Sleep is important. The effects of a good night’s sleep are almost magical. It can improve your physical and mental health, make you smarter, more efficient and even affect your appearance.
Sleep specialists say that sleep is especially important during infancy and adolescence, as it is the time when the mind and body develop the most. Still, sleep is often the first thing people sacrifice, especially adolescents. With the dominance of hustle culture and the growing presence of technology in our lives, sleep habits (especially during the pandemic) have been increasingly ignored. It is not surprising that health experts are becoming more and more concerned about the growing prevalence of insomnia.
To say that insomnia occurs due to technology or poor habits would be a gross over-simplification. Insomnia is a sleep disorder characterised by persistent trouble falling and remaining asleep. This has been held true on multiple occasions. However, whether you are stressed or excited about future events, occupied by certain thoughts, experiencing pain or discomfort which is not letting you sleep, these situations are temporary for most. Sooner or later, exhaustion takes over. When it comes to chronic insomnia, the inability to sleep becomes more permanent. People start getting anxious at bedtime their sleeping chambers become a stimulus for anxiety, and their daily functioning and health suffers.
While the effects of insomnia are serious enough for it to become a concern, what is more, troubling is that insomnia is often a result of, or comorbid with other mental disorders like depression and anxiety. Hence, understanding the causes of insomnia, especially its high prevalence rate in adolescence is an important public health matter. So, why is insomnia becoming common in adolescence? Well, I would argue that insomnia has always been a problem among adolescents. Diagnosing insomnia and accurately recording its prevalence is a tricky matter with still no simple solution in sight. Insomnia has high comorbidity with other disorders – this makes it hard to get an exact number of cases. Rates of adolescent insomnia in studies have ranged between 4% and 39%. Many studies have also found that during adolescence, an individual’s circadian rhythm changes among other things, which makes it unavoidable to lose sleep or change the duration, time and quantity of sleep. However, today stress, workload, early school timings and the constant presence of screens can make these changes more severe.
Studies have found that many teens have trouble falling asleep early, not because they don’t want to sleep but because their brains naturally work on later schedules and aren’t ready for bed yet. During adolescence, the body’s circadian rhythm (internal biological clock) is reset, telling a teen to fall asleep later at night and wake up later in the morning.

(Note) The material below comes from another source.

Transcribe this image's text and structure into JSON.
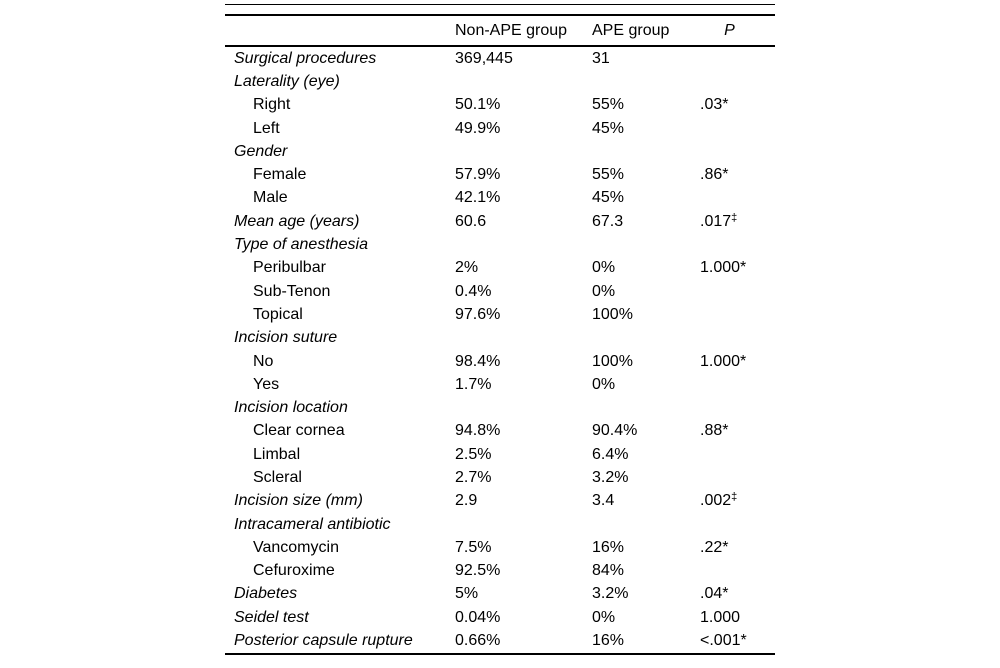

This change in the circadian rhythm seems to happen because a teen’s brain makes the hormone melatonin later at night than the brains of kids and adults do – melatonin and serotonin are hormones that help regulate a person’s sleep-wake cycles.
The onset of puberty in females leads to insomnia among females. Hormonal changes that take place during menarche can cause insomnia among female adolescents. This is not to say that the onset of puberty in other sexes does not disrupt sleep. While studies have found disruption of sleep patterns with the onset of puberty, this effect has been shown almost 4 times more in females.
The stress of school and early schedules is a big factor in causing insomnia among adolescence. Adolescence is a time of turmoil- both emotionally, physically and socially. Besides, it is the time when students plan their futures and make important choices. However, despite this, not all students end up developing insomnia. Studies have suggested that many individuals have certain predispositions or vulnerabilities to developing insomnia. Hence, another matter of concern is to identify at-risk adolescents and provide the necessary interventions.
Along with this habits like caffeine, alcohol or drug intake, too much screen time in the evening, lack of exercise, exposure to violence, socio-economic stressors, etc all contribute to the individual’s sleep patterns and quality. We need healthy sleep habits to be incorporated into classroom discussions as a life skill. While insomnia is a growing concern which impacts various aspects of a person and hence society, it is not impossible to overcome. In fact, with proper awareness, policy interventions and individual precautions, insomnia is quite easy to tackle.